Summer 2024 Linguistics Electives Without Pre-Requisites

Looking for an interesting elective to take this summer? The following courses are open to all students and do not require any pre-requisites. Most of these courses also fulfill your Breadth-Social Sciences (B-Soc) or Breadth-Science (B-Sci) requirements. 

NOTE: If you are a Linguistics major student, you cannot count these courses as part of your B-Soc/Sci requirements.  

Explores the foundations of human language from a variety of perspectives. Young children acquire language effortlessly. How is this possible, and why is it so much more challenging to learn a new language later in life? How does the human brain use complex grammatical systems to communicate? Students will learn new ways to think critically about language and communication. Open to all students. Breadth-Social Sciences.

Introduces students to theories about words and vocabulary. Explores topics such as the roots of the English vocabulary, how we create new words and how we learn them. Also discusses practical applications such as constructed languages for use in science fiction, and word recognition in artificial intelligence. Open to all students. Students with credit for LING 110 may not take this course for further credit. Breadth-Social Sciences.

Examines the relationship between language use and social structure. Considers how social factors such as gender, class, age, and ethnicity may be reflected in language use, as well as "big picture" topics that include multilingualism, dialect variation, language policy and linguistic stereotypes. Encourages students to think critically about the social dimensions of language. Open to all students. Breadth-Social Sciences.

Introduces the scientific study of speech, focusing on the mechanisms of speech production and perception, the ways in which speech is described and analyzed, the relationship between speech and technology, and the practical applications of phonetic science. Open to all students. Breadth-Social Sci/Science.

Provides a practical overview of English grammar based on linguistic principles. Explores fundamentals of English sentence structure, grammatical categories and grammatical analysis through lectures and hands-on work in the classroom. Develops skills that are applicable in language analysis, writing and communication. Open to all students.

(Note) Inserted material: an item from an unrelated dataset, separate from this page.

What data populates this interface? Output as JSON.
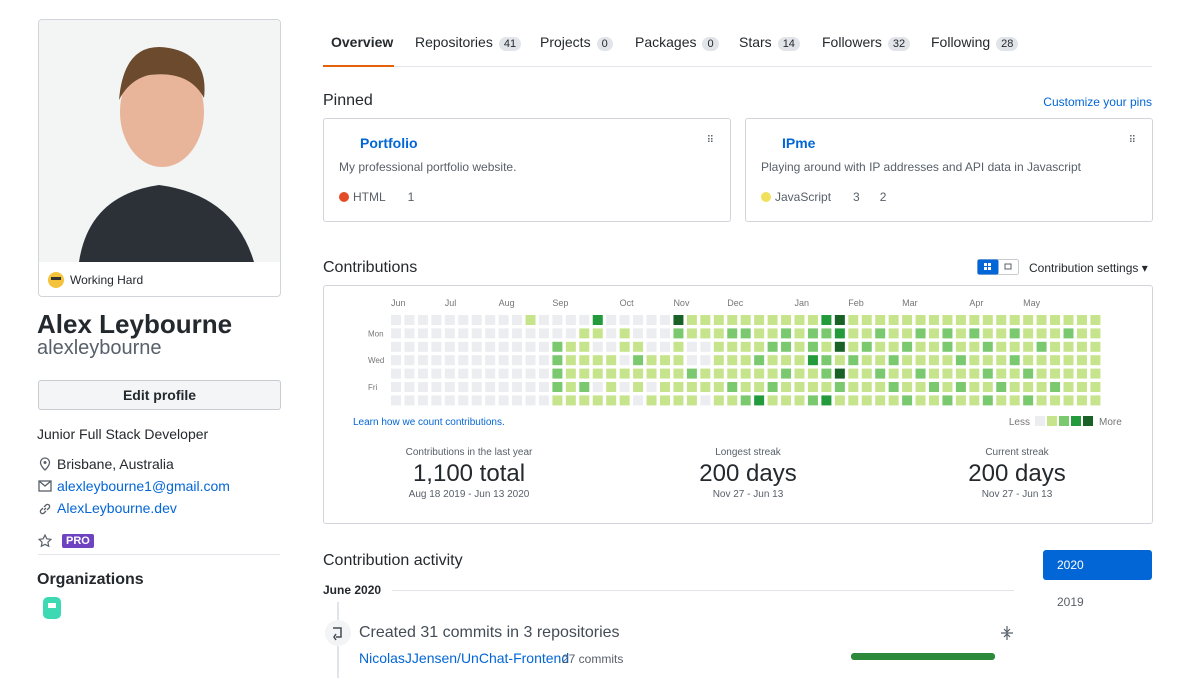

Explores how language works. Introduces students to the systematic nature of language by exploring the patterns of sounds, words, sentences and meanings in English and other languages. Develops problem-solving and critical thinking skills through hands-on training in pattern recognition and language data analysis. Open to all students. Breadth-Social Sciences.

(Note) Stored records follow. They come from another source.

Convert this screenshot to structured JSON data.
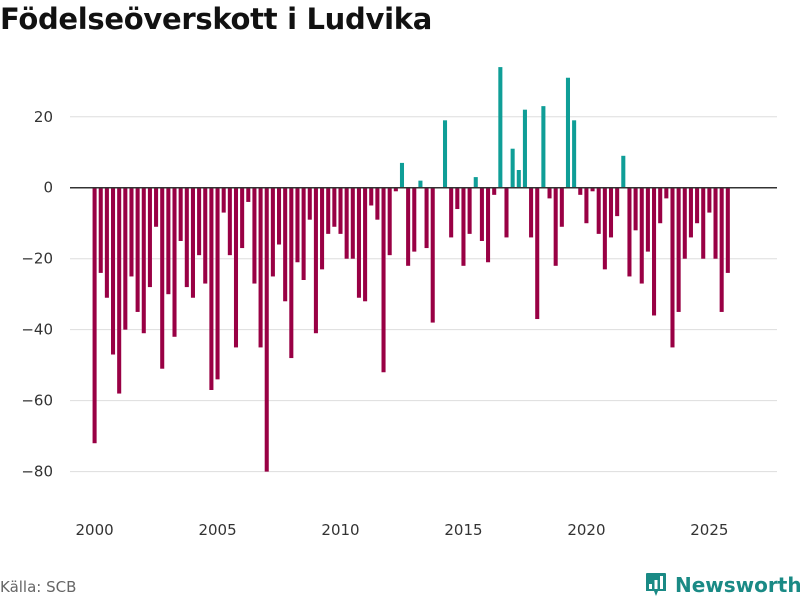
{
  "title": "Födelseöverskott i Ludvika",
  "source": "Källa: SCB",
  "brand": "Newsworthy",
  "colors": {
    "negative": "#990044",
    "positive": "#0f9e97",
    "grid": "#dddddd",
    "zero": "#333333",
    "text": "#333333",
    "brand": "#1a8a85"
  },
  "chart_data": {
    "type": "bar",
    "title": "Födelseöverskott i Ludvika",
    "xlabel": "",
    "ylabel": "",
    "x_range": [
      1999.0,
      2027.75
    ],
    "ylim": [
      -88,
      36
    ],
    "y_ticks": [
      20,
      0,
      -20,
      -40,
      -60,
      -80
    ],
    "y_tick_labels": [
      "20",
      "0",
      "−20",
      "−40",
      "−60",
      "−80"
    ],
    "x_ticks": [
      2000,
      2005,
      2010,
      2015,
      2020,
      2025
    ],
    "x_tick_labels": [
      "2000",
      "2005",
      "2010",
      "2015",
      "2020",
      "2025"
    ],
    "grid": true,
    "series": [
      {
        "name": "Födelseöverskott",
        "start_year": 2000,
        "period": "quarter",
        "values": [
          -72,
          -24,
          -31,
          -47,
          -58,
          -40,
          -25,
          -35,
          -41,
          -28,
          -11,
          -51,
          -30,
          -42,
          -15,
          -28,
          -31,
          -19,
          -27,
          -57,
          -54,
          -7,
          -19,
          -45,
          -17,
          -4,
          -27,
          -45,
          -80,
          -25,
          -16,
          -32,
          -48,
          -21,
          -26,
          -9,
          -41,
          -23,
          -13,
          -11,
          -13,
          -20,
          -20,
          -31,
          -32,
          -5,
          -9,
          -52,
          -19,
          -1,
          7,
          -22,
          -18,
          2,
          -17,
          -38,
          0,
          19,
          -14,
          -6,
          -22,
          -13,
          3,
          -15,
          -21,
          -2,
          34,
          -14,
          11,
          5,
          22,
          -14,
          -37,
          23,
          -3,
          -22,
          -11,
          31,
          19,
          -2,
          -10,
          -1,
          -13,
          -23,
          -14,
          -8,
          9,
          -25,
          -12,
          -27,
          -18,
          -36,
          -10,
          -3,
          -45,
          -35,
          -20,
          -14,
          -10,
          -20,
          -7,
          -20,
          -35,
          -24
        ]
      }
    ]
  }
}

Examines “real-world” issues from a linguistic perspective. Topics may range across a wide spectrum: in-depth analysis of specific languages, social issues (stereotypes, inequality), business matters (linguistics in advertising, legal language), the role of linguistics in the technology sector, as well as more general workplace applications for linguistics. As topics examined may vary by term, this course may be repeated once for credit if the topic is different. Open to all students.

Courses With Pre-Requisites (Term Availability TBA)

Develops skills in language analysis by focusing on reading and writing of linguistic argumentation. Explores the foundations of such argumentation in the core areas of linguistics. Students read and discuss primary literature in linguistics in order to understand how to formulate hypotheses and evaluate them. They also learn how to use writing to construct their own solutions to challenging linguistic problems. Prerequisite: LING 220. Writing/Quantitative.

A systematic approach to the study of linguistic variation in different areal, social, and cultural settings. Prerequisite: LING 282W. Recommended: LING 160. Writing.

Explores how language works in human cognition. Investigates how people produce and understand language (whether written, spoken or signed). Uses evidence from the production and comprehension of speech sounds, words, and sentences to introduce psychological and cognitive systems for human language. Prerequisite: LING 220.

Introduces theories of sentence structure. Prerequisite: LING 282W

Basic formal aspects of meaning (e.g. compositional semantics, truth conditional semantics and quantification in natural language) and how they are distinguished from pragmatic aspects of meaning. Prerequisite: LING 282W. Quantitative.

A survey of methods of speech sound description and transcription. Prerequisite: LING 282W.

Theoretical and practical aspects of second language learning. Prerequisite: LING 282W.

Implementation of linguistic principles in the teaching of English as a second language, including classroom teaching practice with adult learners of English. This course is graded on a pass/fail basis. Prerequisite: LING 360362.

Explores language as a system of the human brain, including specific topics such as the neuroanatomy and neurophysiology of language; language production, perception and processing; bilingualism, language learning and brain plasticity; and aphasia, dyslexia, deafness and sign languages. Prerequisite: 12 units of upper division linguistic courses.

Introduction to theoretical and applied issues in the computational processing of natural language. Prerequisite: LING 250 or SDA 250.